“Data Driven Thinking” is written by members of the media community and contains fresh ideas on the digital revolution in media.
Today’s column is written by Mark Torrance, Chief Technology Officer of Rocket Fuel Inc.
In May 2010, the Dow plunged more than 900 points when algorithms began a high-speed selling spree — based on news related to the Greek monetary crisis — before anyone noticed. Then this April, the Dow fell nearly 150 points after a hacker falsely tweeted, using the Associated Press’ Twitter account, that the White House had been attacked. Fortunately, in both cases, the market recovered within minutes.
In spite of the safeguards that have been put into place since those two flash crashes, the financial market remains vulnerable to huge losses. Flash crashes can occur when reports or tweets — whether true or false — are picked up by software that monitors the news and uses that information to take action within a high-frequency trading environment.
That has raised the question, for some, of whether programmatic-buying systems — based on similar algorithms — could experience the same sorts of crashes. After all, the best programmatic-buying systems make billions of buying decisions per day. Does programmatic buying put advertisers’ money at risk? Should advertisers worry about algorithms falling into an ad-buying frenzy? Probably not. I’d argue that programmatic-buying systems are far less likely to suffer the financial market’s dramatic losses in flash crashes, for four good reasons.
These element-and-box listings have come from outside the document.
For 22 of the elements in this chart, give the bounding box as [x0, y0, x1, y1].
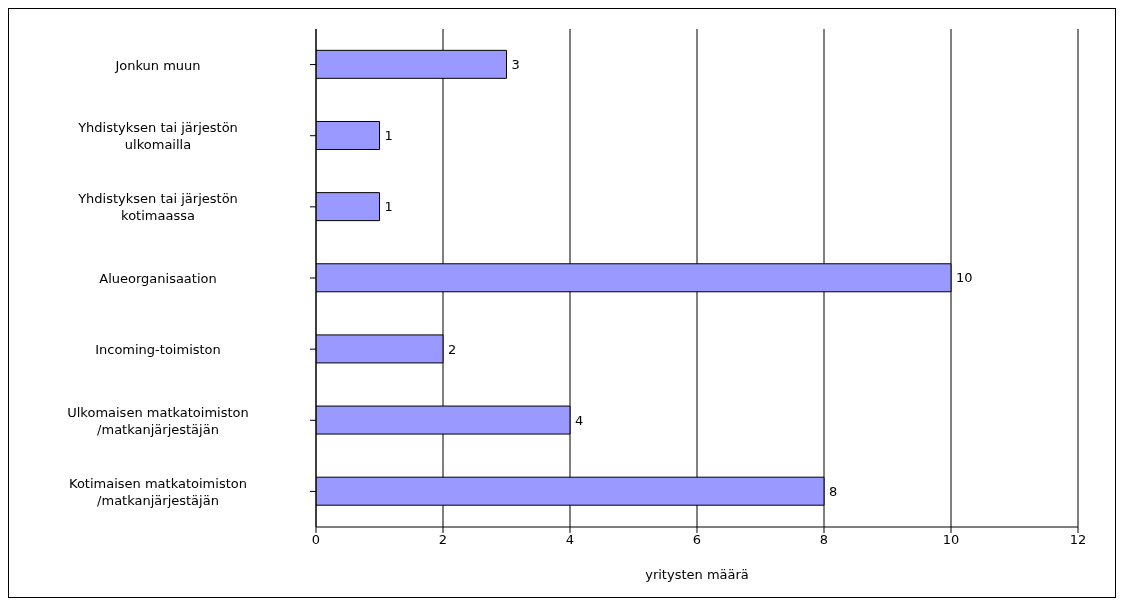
data-label: 10 [956, 270, 973, 286]
y-tick-label: Incoming-toimiston [95, 341, 221, 357]
y-tick-label: Alueorganisaation [99, 270, 217, 286]
x-axis-title: yritysten määrä [645, 567, 749, 582]
data-label: 1 [384, 128, 393, 144]
y-tick-label: Yhdistyksen tai järjestön ulkomailla [77, 119, 238, 152]
y-tick-label: Ulkomaisen matkatoimiston /matkanjärjestäjän [67, 404, 249, 437]
data-label: 3 [511, 56, 520, 72]
y-tick-label: Yhdistyksen tai järjestön kotimaassa [77, 190, 238, 223]
data-label: 8 [829, 483, 838, 499]
data-label: 4 [575, 412, 584, 428]
x-tick-label: 4 [565, 532, 575, 548]
data-label: 2 [448, 341, 457, 357]
y-tick-label: Jonkun muun [114, 57, 201, 73]
data-label: 1 [384, 199, 393, 215]
x-tick-label: 12 [1069, 532, 1087, 548]
x-tick-label: 8 [819, 532, 829, 548]
x-tick-label: 6 [692, 532, 702, 548]
x-tick-label: 0 [311, 532, 321, 548]
y-tick-label: Kotimaisen matkatoimiston /matkanjärjestäjän [69, 475, 247, 508]
x-tick-label: 10 [942, 532, 960, 548]
x-tick-label: 2 [438, 532, 448, 548]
- The commodities traded in the ad marketplace are relatively inexpensive, compared with stocks. The biggest mistake you can make on a single transaction would amount to much less than a dollar. You can spend, at most, maybe 10 cents on an extremely high-priced impression. In other words, you just can’t blow a lot of money buying a single ad impression.
- The commodities are short-lived and exist in microseconds; it’s not as if you can get “stuck holding a stock” while its value crashes. Ad impressions are ephemeral assets, with each impression worth no more than a few cents, and then they go away. Any kind of a problem along the lines of a flash crash would have to affect the decision-making about buying not just one ad impression, but a whole lot of them over a long period of time.
- “Fallbacks,” in which the value of the commodities falls to zero for a period of time, are rare on the stock market. But they’re commonplace in online advertising, where there is a well-accepted mechanism for filling the unsold-inventory void with low-cost fallback campaigns or public-service announcements.
- The best programmatic-buying systems have safeguards built in. You can help ensure your ad buying is safe by checking to make sure your provider has extensive protections in place to prevent sudden price spikes.
For these four reasons, the risk of a flash crash in this the ad marketplace is very, very low.